Tuesday, October 6, 2020

342. THE NAMING. From my (unpublished) ENCYCLOPEDIA OF THE NEW YORK STAGE, 1970-1975

THE NAMING [Unusual Theatrical Experience] D: Ric Zank; Chelsea Theatre Center of Brooklyn; T: Chelsea Theatre, Brooklyn Academy of Music (OB); 4/3/73-4/18/73 (18)

Note: No photos are available for this production.
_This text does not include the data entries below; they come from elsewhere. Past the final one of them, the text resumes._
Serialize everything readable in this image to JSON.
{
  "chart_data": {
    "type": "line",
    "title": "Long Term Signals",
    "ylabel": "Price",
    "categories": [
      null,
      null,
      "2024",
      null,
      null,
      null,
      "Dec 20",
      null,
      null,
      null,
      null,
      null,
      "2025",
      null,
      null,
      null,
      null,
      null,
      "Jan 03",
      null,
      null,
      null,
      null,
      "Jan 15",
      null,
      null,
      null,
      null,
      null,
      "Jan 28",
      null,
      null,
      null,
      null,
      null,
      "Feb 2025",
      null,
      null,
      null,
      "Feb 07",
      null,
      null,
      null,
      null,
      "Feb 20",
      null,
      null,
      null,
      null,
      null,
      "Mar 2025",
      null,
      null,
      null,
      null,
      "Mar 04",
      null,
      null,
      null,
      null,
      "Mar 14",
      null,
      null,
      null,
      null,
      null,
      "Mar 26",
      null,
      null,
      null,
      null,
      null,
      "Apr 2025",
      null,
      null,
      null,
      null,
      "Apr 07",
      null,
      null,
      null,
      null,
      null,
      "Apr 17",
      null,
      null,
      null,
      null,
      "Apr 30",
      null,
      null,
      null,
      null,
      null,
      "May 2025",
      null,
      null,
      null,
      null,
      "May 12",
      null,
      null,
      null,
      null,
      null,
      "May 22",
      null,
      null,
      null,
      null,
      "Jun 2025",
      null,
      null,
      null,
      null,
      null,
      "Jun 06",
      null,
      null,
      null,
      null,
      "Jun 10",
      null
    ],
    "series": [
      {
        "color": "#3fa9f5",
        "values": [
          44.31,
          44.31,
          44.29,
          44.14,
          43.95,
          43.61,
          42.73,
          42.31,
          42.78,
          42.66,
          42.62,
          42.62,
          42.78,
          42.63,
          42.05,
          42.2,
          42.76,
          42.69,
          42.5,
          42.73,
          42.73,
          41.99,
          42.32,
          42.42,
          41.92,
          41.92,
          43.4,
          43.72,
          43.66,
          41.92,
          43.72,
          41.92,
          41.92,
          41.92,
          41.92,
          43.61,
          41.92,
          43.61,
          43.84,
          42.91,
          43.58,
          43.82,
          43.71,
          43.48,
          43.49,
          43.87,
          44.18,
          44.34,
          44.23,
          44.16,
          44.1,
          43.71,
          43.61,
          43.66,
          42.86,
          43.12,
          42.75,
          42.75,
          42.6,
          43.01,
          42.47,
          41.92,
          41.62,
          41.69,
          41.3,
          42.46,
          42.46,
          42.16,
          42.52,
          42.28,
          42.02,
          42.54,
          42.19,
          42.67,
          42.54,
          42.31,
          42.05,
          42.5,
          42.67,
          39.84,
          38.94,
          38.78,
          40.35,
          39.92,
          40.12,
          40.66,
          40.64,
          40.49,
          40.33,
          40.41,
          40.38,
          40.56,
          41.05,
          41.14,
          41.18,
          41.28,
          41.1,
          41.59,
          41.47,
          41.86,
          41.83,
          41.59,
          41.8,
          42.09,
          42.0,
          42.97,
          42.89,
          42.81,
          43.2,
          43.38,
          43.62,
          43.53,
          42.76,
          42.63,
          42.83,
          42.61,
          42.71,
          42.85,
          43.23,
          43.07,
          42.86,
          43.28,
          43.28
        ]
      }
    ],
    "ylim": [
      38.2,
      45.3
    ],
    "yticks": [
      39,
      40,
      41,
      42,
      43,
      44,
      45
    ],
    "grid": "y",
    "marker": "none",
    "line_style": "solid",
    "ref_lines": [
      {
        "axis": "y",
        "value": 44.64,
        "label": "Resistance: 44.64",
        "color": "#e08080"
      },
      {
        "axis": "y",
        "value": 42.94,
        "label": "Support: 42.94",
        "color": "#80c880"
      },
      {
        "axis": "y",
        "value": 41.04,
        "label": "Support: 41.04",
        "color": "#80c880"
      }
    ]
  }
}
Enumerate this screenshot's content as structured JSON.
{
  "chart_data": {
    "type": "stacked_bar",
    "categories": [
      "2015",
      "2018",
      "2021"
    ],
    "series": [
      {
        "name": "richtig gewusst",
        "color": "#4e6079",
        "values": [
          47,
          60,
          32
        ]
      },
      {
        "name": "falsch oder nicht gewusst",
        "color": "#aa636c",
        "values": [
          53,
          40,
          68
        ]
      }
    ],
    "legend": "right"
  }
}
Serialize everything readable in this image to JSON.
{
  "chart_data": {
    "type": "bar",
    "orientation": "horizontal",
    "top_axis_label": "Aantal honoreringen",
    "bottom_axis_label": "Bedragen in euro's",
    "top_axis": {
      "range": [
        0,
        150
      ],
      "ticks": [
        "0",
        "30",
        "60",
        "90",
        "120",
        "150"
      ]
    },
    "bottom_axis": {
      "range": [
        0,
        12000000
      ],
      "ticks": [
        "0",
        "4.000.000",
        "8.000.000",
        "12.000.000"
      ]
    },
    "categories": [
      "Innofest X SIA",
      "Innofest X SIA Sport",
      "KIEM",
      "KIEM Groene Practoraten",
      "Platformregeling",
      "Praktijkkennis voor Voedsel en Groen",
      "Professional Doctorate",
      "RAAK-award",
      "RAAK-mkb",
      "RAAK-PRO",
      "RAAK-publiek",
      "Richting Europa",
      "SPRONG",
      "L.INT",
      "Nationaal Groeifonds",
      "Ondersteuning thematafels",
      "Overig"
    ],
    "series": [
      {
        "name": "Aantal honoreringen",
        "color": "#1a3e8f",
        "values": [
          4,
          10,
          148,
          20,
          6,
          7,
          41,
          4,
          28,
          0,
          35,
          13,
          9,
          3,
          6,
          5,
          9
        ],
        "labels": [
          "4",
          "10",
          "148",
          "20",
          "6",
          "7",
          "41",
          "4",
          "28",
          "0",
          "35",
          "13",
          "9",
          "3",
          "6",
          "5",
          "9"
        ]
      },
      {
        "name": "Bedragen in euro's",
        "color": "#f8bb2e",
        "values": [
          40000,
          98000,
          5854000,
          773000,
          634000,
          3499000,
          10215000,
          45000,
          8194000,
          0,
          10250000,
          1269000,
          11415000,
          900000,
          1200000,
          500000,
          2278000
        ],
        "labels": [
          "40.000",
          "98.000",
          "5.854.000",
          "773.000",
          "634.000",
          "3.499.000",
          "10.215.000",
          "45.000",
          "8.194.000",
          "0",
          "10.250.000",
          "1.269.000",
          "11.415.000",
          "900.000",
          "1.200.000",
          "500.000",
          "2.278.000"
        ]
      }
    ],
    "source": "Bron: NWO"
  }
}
One of American’s better-known non-New York avant-garde theatre companies, the Iowa Theatre Lab, participated with this work, The Naming, in a “mini-festival” of unusual productions sponsored by Brooklyn’s Chelsea Theatre. This was an unclassifiable exercise in Grotowski-like, nonverbal, highly athletic performing. As in Jerzy Grotowski’s Polish Lab Theatre, a limited audience of around 30 surrounded an oval acting space as the leotard-clad, four-actor company (Kim Allen Bent, Harold Goodman, Deborah Gwinn, and George Kon) in their ritualistic, abstract physical and vocal contortions.

Physical violence formed a central theme and the actors were adept at delivering and receiving the stylized forms of abused devised by the director. Dialogue was practically nonexistent, but strange sounds were heard to emerge from the actors’ throats. However, Mel Gussow asserted that “for all their activity the offer very little theatrical accomplishment and nothing very experimental. The group is as humorless as a stone.”